Macy passa une main nerveuse dans sa courte chevelure, tout en continuant à étudier le reflet de Nate. Elle s'en voulait de s'être laissée allée avec cette fille. Elle avait sincèrement cru trouver une amie qui la comprenait. Pourtant elle savait depuis son adolescence que dans le panier de crabe de l'UES, il n'y a pas d'ami.
- Parce qu'elle a pensé que cela nous serait utile…. à tous les deux, dit l'héritier Archibald en s'approchant de la jeune femme. Je pense qu'elle a raison, Gillian dit que l'important c'est de faire des alliances équilibrées où chacun y trouve son compte. C'est bien plus fructueux que le chantage d'après elle. Et elle sait de quoi elle parle, je t'assure.
- Tu n'es donc pas amoureux de moi, n'est-ce pas ?
- Pas plus que toi de moi, poursuivit-il maintenant lancé. Tu es très belle et intelligente et je t'apprécie énormément, je mentirais si je te disais le contraire. Je suis tombé sous ton charme dés notre première sortie, à mon plus grand étonnement. Et je suis heureux d'être tombé sur une future fiancée telle que toi considérant que ça aurait pu être une véritable horreur, mais je n'ai aucune intention de t'épouser moi non plus.
- Nous sommes donc bien d'accord là-dessus. Penses-tu que nous échapperons aux fiançailles ? Parce que personnellement je n'en espère pas tant. Les élections sont dans dix mois et c'est bien la raison de toute cette mascarade.
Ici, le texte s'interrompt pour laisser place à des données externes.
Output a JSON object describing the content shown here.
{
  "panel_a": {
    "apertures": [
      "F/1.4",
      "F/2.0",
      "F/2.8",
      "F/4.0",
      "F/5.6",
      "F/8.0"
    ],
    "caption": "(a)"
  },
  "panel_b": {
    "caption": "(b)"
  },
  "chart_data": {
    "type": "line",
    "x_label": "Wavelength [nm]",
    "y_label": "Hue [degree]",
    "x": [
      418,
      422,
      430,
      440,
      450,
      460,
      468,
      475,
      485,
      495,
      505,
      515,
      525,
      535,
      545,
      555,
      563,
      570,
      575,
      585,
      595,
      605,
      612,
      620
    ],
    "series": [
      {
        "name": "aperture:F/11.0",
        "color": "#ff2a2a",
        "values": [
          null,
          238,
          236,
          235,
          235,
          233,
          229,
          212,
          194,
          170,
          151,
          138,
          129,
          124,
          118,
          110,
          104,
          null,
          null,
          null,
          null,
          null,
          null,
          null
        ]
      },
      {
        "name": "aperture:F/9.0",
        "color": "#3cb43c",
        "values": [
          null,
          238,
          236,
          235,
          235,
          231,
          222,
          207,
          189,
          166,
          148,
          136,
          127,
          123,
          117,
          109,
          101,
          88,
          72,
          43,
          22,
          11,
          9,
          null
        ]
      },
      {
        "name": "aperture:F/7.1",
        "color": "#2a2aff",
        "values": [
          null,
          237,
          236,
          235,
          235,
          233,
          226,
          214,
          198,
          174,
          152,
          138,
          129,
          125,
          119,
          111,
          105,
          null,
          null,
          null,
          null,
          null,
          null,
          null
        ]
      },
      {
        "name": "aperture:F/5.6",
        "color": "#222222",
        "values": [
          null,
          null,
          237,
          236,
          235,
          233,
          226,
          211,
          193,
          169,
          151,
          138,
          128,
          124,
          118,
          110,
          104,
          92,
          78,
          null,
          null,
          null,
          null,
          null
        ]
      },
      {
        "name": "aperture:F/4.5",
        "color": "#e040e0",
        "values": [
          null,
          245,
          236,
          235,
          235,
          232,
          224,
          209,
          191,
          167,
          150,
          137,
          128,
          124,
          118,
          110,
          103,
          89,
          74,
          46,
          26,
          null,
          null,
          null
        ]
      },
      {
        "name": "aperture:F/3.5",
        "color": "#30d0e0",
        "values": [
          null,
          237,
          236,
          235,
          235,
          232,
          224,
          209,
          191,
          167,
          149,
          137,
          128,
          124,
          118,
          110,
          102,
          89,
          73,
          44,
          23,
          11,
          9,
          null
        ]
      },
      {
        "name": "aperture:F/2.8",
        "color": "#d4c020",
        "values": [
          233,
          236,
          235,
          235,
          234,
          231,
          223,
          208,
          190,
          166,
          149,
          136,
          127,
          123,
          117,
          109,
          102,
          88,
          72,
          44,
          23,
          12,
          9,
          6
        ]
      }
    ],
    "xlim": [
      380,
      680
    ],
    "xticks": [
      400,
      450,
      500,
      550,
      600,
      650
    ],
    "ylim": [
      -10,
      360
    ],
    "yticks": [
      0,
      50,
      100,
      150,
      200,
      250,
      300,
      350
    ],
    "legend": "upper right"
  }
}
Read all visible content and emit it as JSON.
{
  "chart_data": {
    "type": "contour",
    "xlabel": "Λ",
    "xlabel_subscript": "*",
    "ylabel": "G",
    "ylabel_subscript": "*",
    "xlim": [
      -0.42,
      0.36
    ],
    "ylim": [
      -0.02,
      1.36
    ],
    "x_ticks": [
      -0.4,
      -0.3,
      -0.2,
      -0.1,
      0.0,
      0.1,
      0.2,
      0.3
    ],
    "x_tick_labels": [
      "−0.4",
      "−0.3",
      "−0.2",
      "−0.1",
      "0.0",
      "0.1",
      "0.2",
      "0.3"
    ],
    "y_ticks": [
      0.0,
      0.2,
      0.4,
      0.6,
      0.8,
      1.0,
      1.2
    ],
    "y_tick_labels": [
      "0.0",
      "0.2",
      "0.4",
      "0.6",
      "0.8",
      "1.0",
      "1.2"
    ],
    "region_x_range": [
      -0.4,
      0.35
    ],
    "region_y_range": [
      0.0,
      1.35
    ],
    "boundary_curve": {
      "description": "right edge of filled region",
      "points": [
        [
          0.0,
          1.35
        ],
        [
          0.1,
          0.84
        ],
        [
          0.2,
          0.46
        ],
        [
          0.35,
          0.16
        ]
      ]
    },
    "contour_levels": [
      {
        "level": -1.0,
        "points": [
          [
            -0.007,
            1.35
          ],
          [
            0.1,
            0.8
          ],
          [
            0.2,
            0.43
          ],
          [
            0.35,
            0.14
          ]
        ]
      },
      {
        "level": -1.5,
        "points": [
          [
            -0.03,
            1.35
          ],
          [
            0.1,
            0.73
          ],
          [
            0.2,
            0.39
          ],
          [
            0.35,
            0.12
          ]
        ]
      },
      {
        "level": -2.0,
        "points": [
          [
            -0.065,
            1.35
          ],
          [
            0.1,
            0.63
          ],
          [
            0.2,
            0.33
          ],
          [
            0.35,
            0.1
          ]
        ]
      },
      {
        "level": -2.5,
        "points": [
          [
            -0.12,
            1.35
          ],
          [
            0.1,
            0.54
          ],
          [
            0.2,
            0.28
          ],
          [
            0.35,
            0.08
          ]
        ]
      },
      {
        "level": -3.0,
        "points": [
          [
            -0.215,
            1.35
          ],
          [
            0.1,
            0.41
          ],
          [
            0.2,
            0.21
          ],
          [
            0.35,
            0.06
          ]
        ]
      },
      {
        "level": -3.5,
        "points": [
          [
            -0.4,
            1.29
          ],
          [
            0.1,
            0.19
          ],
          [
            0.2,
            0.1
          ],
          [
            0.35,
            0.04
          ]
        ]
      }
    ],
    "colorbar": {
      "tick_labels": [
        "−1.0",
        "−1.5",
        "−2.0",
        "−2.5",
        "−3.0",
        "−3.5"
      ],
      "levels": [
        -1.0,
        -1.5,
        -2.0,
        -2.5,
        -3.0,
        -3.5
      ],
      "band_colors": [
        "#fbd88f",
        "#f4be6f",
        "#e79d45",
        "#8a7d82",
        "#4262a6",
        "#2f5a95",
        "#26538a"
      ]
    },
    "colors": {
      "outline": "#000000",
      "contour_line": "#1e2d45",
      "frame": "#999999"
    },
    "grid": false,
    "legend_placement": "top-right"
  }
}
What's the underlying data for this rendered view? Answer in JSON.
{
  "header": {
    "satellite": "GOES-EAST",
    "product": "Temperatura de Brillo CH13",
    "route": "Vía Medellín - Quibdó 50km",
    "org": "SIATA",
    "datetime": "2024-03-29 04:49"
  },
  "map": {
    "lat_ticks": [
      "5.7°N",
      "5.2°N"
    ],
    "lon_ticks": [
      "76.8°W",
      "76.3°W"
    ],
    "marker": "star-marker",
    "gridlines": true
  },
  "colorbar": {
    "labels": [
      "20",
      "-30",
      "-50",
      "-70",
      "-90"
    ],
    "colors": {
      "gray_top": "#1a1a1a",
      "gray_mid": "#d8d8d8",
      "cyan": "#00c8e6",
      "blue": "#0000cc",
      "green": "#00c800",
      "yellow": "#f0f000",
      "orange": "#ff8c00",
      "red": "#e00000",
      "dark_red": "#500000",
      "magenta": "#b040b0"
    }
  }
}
- Moi non plus, ils ne nous lâcheront pas tant que je ne t'aurai pas passé un gros caillou au doigt. Par contre, je pense qu'ils se calmeront une fois qu'on les aura à moitié contentés.
- Ça me va, étant donné que j'aurai 21 ans dans trois mois, pourquoi pas. On aura qu'à les laisser se débrouiller avec le contrat de mariage, pendant qu'on s'amusera.
- Alors marché conclu, on leur annoncera la nouvelle au brunch de tout à l'heure, dit-il en lui tendant la main pour sceller leur accord.
Macy se fendit d'un large sourire et déposa un baiser sur ses lèvres.
- J'ai bien l'intention de profiter de tous les avantages de mon fiancé pendant cette période, souffla-t-elle en passant une main dans la serviette qui lui enserrait la taille.